As part of its commitment to groom the next generation of West African leaders, the West Africa Civil Society Institute (WACSI) has been a key implementing partner of the YALI programme. It is within this context that, WACSI cofacilitated from 6 to 12 November 2019, 6 Modules of the civic leadership curriculum of the Cohort 15 of the YALI Regional Leadership Center West Africa at the Ghana Institute of Management and Public Administration (GIMPA).
47 young leaders took part in this 6-day intensive training.
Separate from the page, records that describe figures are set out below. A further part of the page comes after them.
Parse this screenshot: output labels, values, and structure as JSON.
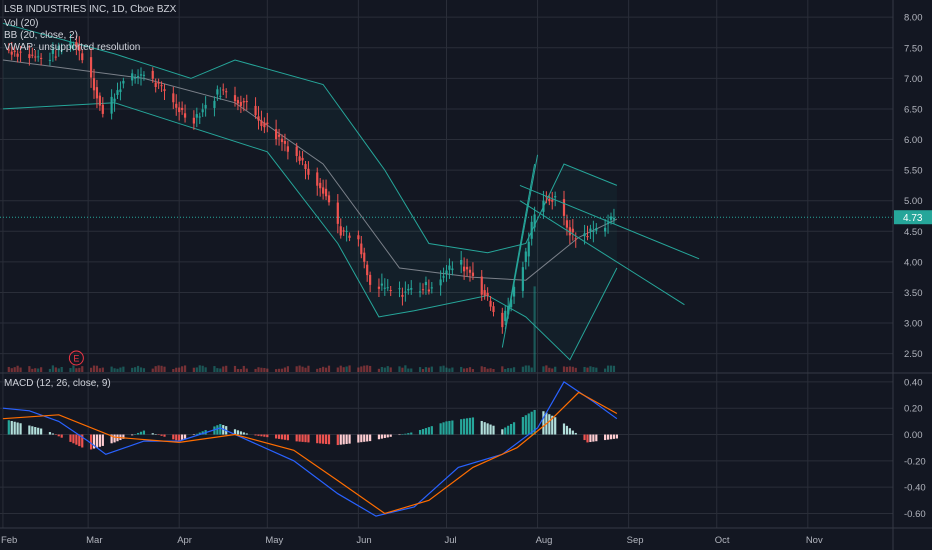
{
  "header": {
    "symbol_line": "LSB INDUSTRIES INC, 1D, Cboe BZX",
    "vol_label": "Vol (20)",
    "bb_label": "BB (20, close, 2)",
    "vwap_label": "VWAP: unsupported resolution",
    "macd_label": "MACD (12, 26, close, 9)"
  },
  "colors": {
    "background": "#131722",
    "up": "#26a69a",
    "down": "#ef5350",
    "bb": "#26a69a",
    "sma": "#9598a1",
    "macd_line": "#2962ff",
    "signal_line": "#ff6d00",
    "trendline": "#26a69a",
    "price_tag": "#26a69a",
    "earnings": "#f23645"
  },
  "chart_data": [
    {
      "type": "candlestick",
      "title": "LSB INDUSTRIES INC, 1D, Cboe BZX",
      "x_axis": {
        "type": "date",
        "ticks": [
          "Feb",
          "Mar",
          "Apr",
          "May",
          "Jun",
          "Jul",
          "Aug",
          "Sep",
          "Oct",
          "Nov"
        ],
        "tick_dates": [
          "2020-02-01",
          "2020-03-01",
          "2020-04-01",
          "2020-05-01",
          "2020-06-01",
          "2020-07-01",
          "2020-08-01",
          "2020-09-01",
          "2020-10-01",
          "2020-11-01"
        ],
        "range": [
          "2020-01-31",
          "2020-11-30"
        ]
      },
      "y_axis": {
        "ticks": [
          "8.00",
          "7.50",
          "7.00",
          "6.50",
          "6.00",
          "5.50",
          "5.00",
          "4.50",
          "4.00",
          "3.50",
          "3.00",
          "2.50"
        ],
        "range": [
          2.2,
          8.15
        ]
      },
      "last_price": "4.73",
      "grid": true,
      "earnings_marker": {
        "label": "E",
        "date": "2020-02-26"
      },
      "ohlc_anchors": [
        {
          "date": "2020-02-01",
          "close": 7.5
        },
        {
          "date": "2020-02-15",
          "close": 7.3
        },
        {
          "date": "2020-02-25",
          "close": 7.6
        },
        {
          "date": "2020-03-01",
          "close": 7.2
        },
        {
          "date": "2020-03-06",
          "close": 6.4
        },
        {
          "date": "2020-03-12",
          "close": 6.9
        },
        {
          "date": "2020-03-20",
          "close": 7.1
        },
        {
          "date": "2020-03-30",
          "close": 6.6
        },
        {
          "date": "2020-04-05",
          "close": 6.3
        },
        {
          "date": "2020-04-15",
          "close": 6.8
        },
        {
          "date": "2020-04-23",
          "close": 6.6
        },
        {
          "date": "2020-05-01",
          "close": 6.2
        },
        {
          "date": "2020-05-10",
          "close": 5.8
        },
        {
          "date": "2020-05-20",
          "close": 5.2
        },
        {
          "date": "2020-05-26",
          "close": 4.5
        },
        {
          "date": "2020-06-01",
          "close": 4.3
        },
        {
          "date": "2020-06-05",
          "close": 3.6
        },
        {
          "date": "2020-06-15",
          "close": 3.5
        },
        {
          "date": "2020-06-25",
          "close": 3.6
        },
        {
          "date": "2020-07-05",
          "close": 4.0
        },
        {
          "date": "2020-07-10",
          "close": 3.8
        },
        {
          "date": "2020-07-17",
          "close": 3.2
        },
        {
          "date": "2020-07-20",
          "close": 3.0
        },
        {
          "date": "2020-07-28",
          "close": 4.1
        },
        {
          "date": "2020-08-01",
          "close": 5.1
        },
        {
          "date": "2020-08-07",
          "close": 5.0
        },
        {
          "date": "2020-08-13",
          "close": 4.4
        },
        {
          "date": "2020-08-20",
          "close": 4.5
        },
        {
          "date": "2020-08-27",
          "close": 4.73
        }
      ],
      "bollinger_upper": [
        {
          "date": "2020-02-01",
          "value": 7.9
        },
        {
          "date": "2020-03-10",
          "value": 7.4
        },
        {
          "date": "2020-04-05",
          "value": 7.0
        },
        {
          "date": "2020-04-20",
          "value": 7.3
        },
        {
          "date": "2020-05-20",
          "value": 6.9
        },
        {
          "date": "2020-06-10",
          "value": 5.5
        },
        {
          "date": "2020-06-25",
          "value": 4.3
        },
        {
          "date": "2020-07-15",
          "value": 4.15
        },
        {
          "date": "2020-07-28",
          "value": 4.3
        },
        {
          "date": "2020-08-10",
          "value": 5.6
        },
        {
          "date": "2020-08-28",
          "value": 5.25
        }
      ],
      "bollinger_middle": [
        {
          "date": "2020-02-01",
          "value": 7.3
        },
        {
          "date": "2020-03-20",
          "value": 7.0
        },
        {
          "date": "2020-04-20",
          "value": 6.6
        },
        {
          "date": "2020-05-20",
          "value": 5.6
        },
        {
          "date": "2020-06-15",
          "value": 3.9
        },
        {
          "date": "2020-07-10",
          "value": 3.75
        },
        {
          "date": "2020-07-28",
          "value": 3.7
        },
        {
          "date": "2020-08-15",
          "value": 4.4
        },
        {
          "date": "2020-08-28",
          "value": 4.7
        }
      ],
      "bollinger_lower": [
        {
          "date": "2020-02-01",
          "value": 6.5
        },
        {
          "date": "2020-03-10",
          "value": 6.6
        },
        {
          "date": "2020-04-05",
          "value": 6.2
        },
        {
          "date": "2020-05-01",
          "value": 5.8
        },
        {
          "date": "2020-05-25",
          "value": 4.3
        },
        {
          "date": "2020-06-08",
          "value": 3.1
        },
        {
          "date": "2020-06-20",
          "value": 3.2
        },
        {
          "date": "2020-07-15",
          "value": 3.45
        },
        {
          "date": "2020-07-28",
          "value": 3.1
        },
        {
          "date": "2020-08-12",
          "value": 2.4
        },
        {
          "date": "2020-08-28",
          "value": 3.9
        }
      ],
      "trendlines": [
        {
          "from": {
            "date": "2020-07-26",
            "value": 5.25
          },
          "to": {
            "date": "2020-09-25",
            "value": 4.05
          }
        },
        {
          "from": {
            "date": "2020-07-26",
            "value": 5.0
          },
          "to": {
            "date": "2020-09-20",
            "value": 3.3
          }
        },
        {
          "from": {
            "date": "2020-07-20",
            "value": 2.6
          },
          "to": {
            "date": "2020-08-01",
            "value": 5.75
          }
        },
        {
          "from": {
            "date": "2020-07-21",
            "value": 2.9
          },
          "to": {
            "date": "2020-07-31",
            "value": 5.6
          }
        }
      ]
    },
    {
      "type": "bar",
      "title": "Vol (20)",
      "volume_spike": {
        "date": "2020-07-31",
        "relative": 1.0
      },
      "baseline_relative": 0.06
    },
    {
      "type": "macd",
      "title": "MACD (12, 26, close, 9)",
      "y_axis": {
        "ticks": [
          "0.40",
          "0.20",
          "0.00",
          "-0.20",
          "-0.40",
          "-0.60"
        ],
        "range": [
          -0.68,
          0.46
        ]
      },
      "macd_line": [
        {
          "date": "2020-02-01",
          "value": 0.2
        },
        {
          "date": "2020-02-10",
          "value": 0.18
        },
        {
          "date": "2020-02-20",
          "value": 0.1
        },
        {
          "date": "2020-03-01",
          "value": -0.05
        },
        {
          "date": "2020-03-07",
          "value": -0.15
        },
        {
          "date": "2020-03-20",
          "value": -0.05
        },
        {
          "date": "2020-04-01",
          "value": -0.05
        },
        {
          "date": "2020-04-15",
          "value": 0.05
        },
        {
          "date": "2020-04-25",
          "value": -0.05
        },
        {
          "date": "2020-05-10",
          "value": -0.2
        },
        {
          "date": "2020-05-25",
          "value": -0.45
        },
        {
          "date": "2020-06-07",
          "value": -0.62
        },
        {
          "date": "2020-06-20",
          "value": -0.55
        },
        {
          "date": "2020-07-05",
          "value": -0.25
        },
        {
          "date": "2020-07-20",
          "value": -0.15
        },
        {
          "date": "2020-08-01",
          "value": 0.05
        },
        {
          "date": "2020-08-10",
          "value": 0.4
        },
        {
          "date": "2020-08-20",
          "value": 0.25
        },
        {
          "date": "2020-08-28",
          "value": 0.12
        }
      ],
      "signal_line": [
        {
          "date": "2020-02-01",
          "value": 0.12
        },
        {
          "date": "2020-02-20",
          "value": 0.15
        },
        {
          "date": "2020-03-10",
          "value": -0.02
        },
        {
          "date": "2020-04-01",
          "value": -0.06
        },
        {
          "date": "2020-04-20",
          "value": 0.0
        },
        {
          "date": "2020-05-10",
          "value": -0.12
        },
        {
          "date": "2020-05-25",
          "value": -0.35
        },
        {
          "date": "2020-06-10",
          "value": -0.6
        },
        {
          "date": "2020-06-25",
          "value": -0.5
        },
        {
          "date": "2020-07-10",
          "value": -0.25
        },
        {
          "date": "2020-07-25",
          "value": -0.1
        },
        {
          "date": "2020-08-05",
          "value": 0.1
        },
        {
          "date": "2020-08-15",
          "value": 0.32
        },
        {
          "date": "2020-08-28",
          "value": 0.16
        }
      ],
      "histogram": [
        {
          "date": "2020-02-01",
          "value": 0.12
        },
        {
          "date": "2020-02-15",
          "value": 0.04
        },
        {
          "date": "2020-03-01",
          "value": -0.12
        },
        {
          "date": "2020-03-10",
          "value": -0.06
        },
        {
          "date": "2020-03-20",
          "value": 0.03
        },
        {
          "date": "2020-04-01",
          "value": -0.05
        },
        {
          "date": "2020-04-15",
          "value": 0.08
        },
        {
          "date": "2020-04-25",
          "value": 0.0
        },
        {
          "date": "2020-05-10",
          "value": -0.05
        },
        {
          "date": "2020-05-25",
          "value": -0.08
        },
        {
          "date": "2020-06-05",
          "value": -0.05
        },
        {
          "date": "2020-06-20",
          "value": 0.02
        },
        {
          "date": "2020-07-01",
          "value": 0.1
        },
        {
          "date": "2020-07-10",
          "value": 0.13
        },
        {
          "date": "2020-07-20",
          "value": 0.04
        },
        {
          "date": "2020-08-01",
          "value": 0.2
        },
        {
          "date": "2020-08-08",
          "value": 0.12
        },
        {
          "date": "2020-08-18",
          "value": -0.06
        },
        {
          "date": "2020-08-28",
          "value": -0.03
        }
      ]
    }
  ]
}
After the training, Aminata Gba Kamara, a YALI Fellow from Sierra Leone said she has acquired a lot of knowledge on civil society sustainability, leadership, proper communication and organisational branding through the means of storytelling [success stories] and how to write an accurate proposal with budget. “I will share the knowledge I have gained from the training to my colleagues when I return, and also use it to strengthen the work of my organisation and personal business as an AdvocatePreneur [Entrepreneurship combine with Advocacy]” she added.
Sarah Kuponiyi also said she has gained numerous skills, especially in the area of civil society sustainability, how she will run her organization and development in terms of growth. “I will step down knowledge acquired to other young leaders who are trying to impact their community”, she said.
Billy Harry Sesay’s pinning point, after the training is the concept of civil society sustainability and the 12 alternative funding models for CSOs. Billy added that, going back to his organization, he will put in practice the knowledge gathered to implement at least one model of internal funding and start reducing the dependence of its organisation on proposal writing and foreign donors. “We will also refine our policy advocacy strategies, and give sufficient attention to the communication and visibility aspect of our work”
Ultimately, engaging with the cohort 15 of YALI-RLC West Africa has been an amazing experience and constitute an incredible catalyst of the great potential that lies in the African youth population.